Graveslab, Rathmichael, Co. Dublin
Co. Dublin |
Tombs & Memorials
Propped against the buttress of a ruined medieval church on the eastern slopes of Carrickgollogan, south County Dublin, there is a slab of stone that most visitors would walk past without a second glance.
It measures 1.5 metres long and 0.57 metres wide, and its surface has been so thoroughly worn by centuries of weather and handling that only two shallow cup-marks remain visible. Those two small depressions are almost all that survives of what was once a decorated graveslab, and yet that near-erasure is precisely what makes it worth pausing over.
The slab belongs to a category known as Rathdown-type gravestones, a group of early medieval carved slabs found predominantly along the coastal strip of south Dublin and north Wicklow. The type takes its name from the wider Rathdown territory, and examples typically carry incised crosses, interlace, or cup-marks, the latter being simple circular hollows whose precise significance is still debated among scholars. This particular example at Rathmichael was recorded by Ó hEailidhe in 1957, and a drawing of the stone appears in Healy's 2009 study. The church it accompanies, recorded under the Sites and Monuments Record reference DU026-050001, is itself a ruin of some antiquity, set into the hillside below Carrickgollogan in what feels like a quietly forgotten corner of the Dublin Mountains fringe.

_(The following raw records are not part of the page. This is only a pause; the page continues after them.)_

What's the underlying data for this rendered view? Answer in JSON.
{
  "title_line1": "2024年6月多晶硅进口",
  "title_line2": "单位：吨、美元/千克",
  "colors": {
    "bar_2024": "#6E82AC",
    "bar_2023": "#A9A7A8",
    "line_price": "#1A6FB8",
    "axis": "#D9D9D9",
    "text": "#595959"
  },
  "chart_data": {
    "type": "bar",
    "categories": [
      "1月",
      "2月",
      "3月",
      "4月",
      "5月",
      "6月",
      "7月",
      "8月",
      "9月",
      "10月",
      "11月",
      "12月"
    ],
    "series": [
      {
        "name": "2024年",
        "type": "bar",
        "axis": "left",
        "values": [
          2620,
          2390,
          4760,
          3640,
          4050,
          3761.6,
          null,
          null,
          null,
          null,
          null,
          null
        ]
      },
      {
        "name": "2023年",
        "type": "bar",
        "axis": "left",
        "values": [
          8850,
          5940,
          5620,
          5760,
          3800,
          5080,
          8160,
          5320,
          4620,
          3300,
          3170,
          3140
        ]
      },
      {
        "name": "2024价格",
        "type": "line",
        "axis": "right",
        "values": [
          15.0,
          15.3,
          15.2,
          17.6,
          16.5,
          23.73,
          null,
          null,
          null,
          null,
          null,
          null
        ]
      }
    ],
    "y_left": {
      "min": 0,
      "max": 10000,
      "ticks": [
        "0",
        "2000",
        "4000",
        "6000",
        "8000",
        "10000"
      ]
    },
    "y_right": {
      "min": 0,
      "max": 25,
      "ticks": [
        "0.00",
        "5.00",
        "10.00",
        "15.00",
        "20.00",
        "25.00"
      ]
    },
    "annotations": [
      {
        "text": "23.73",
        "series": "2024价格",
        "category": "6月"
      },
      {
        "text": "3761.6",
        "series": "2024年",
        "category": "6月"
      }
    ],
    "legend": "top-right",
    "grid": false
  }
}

The stone is fixed to the eastern face of a buttress on the south wall of the church, so it is not lying flat as gravestones often are, but set upright and visible at roughly eye level if you know to look. The site sits on the eastern slopes of Carrickgollogan, accessible via the Rathmichael area south of Shankill. The surrounding churchyard remains in occasional use, and the ruins are generally accessible. For those who want to examine the carving in more detail than the worn surface readily allows, a three-dimensional digital model of the stone is available online at skfb.ly/oHrtD, where the subtle relief of the cup-marks can be examined from any angle.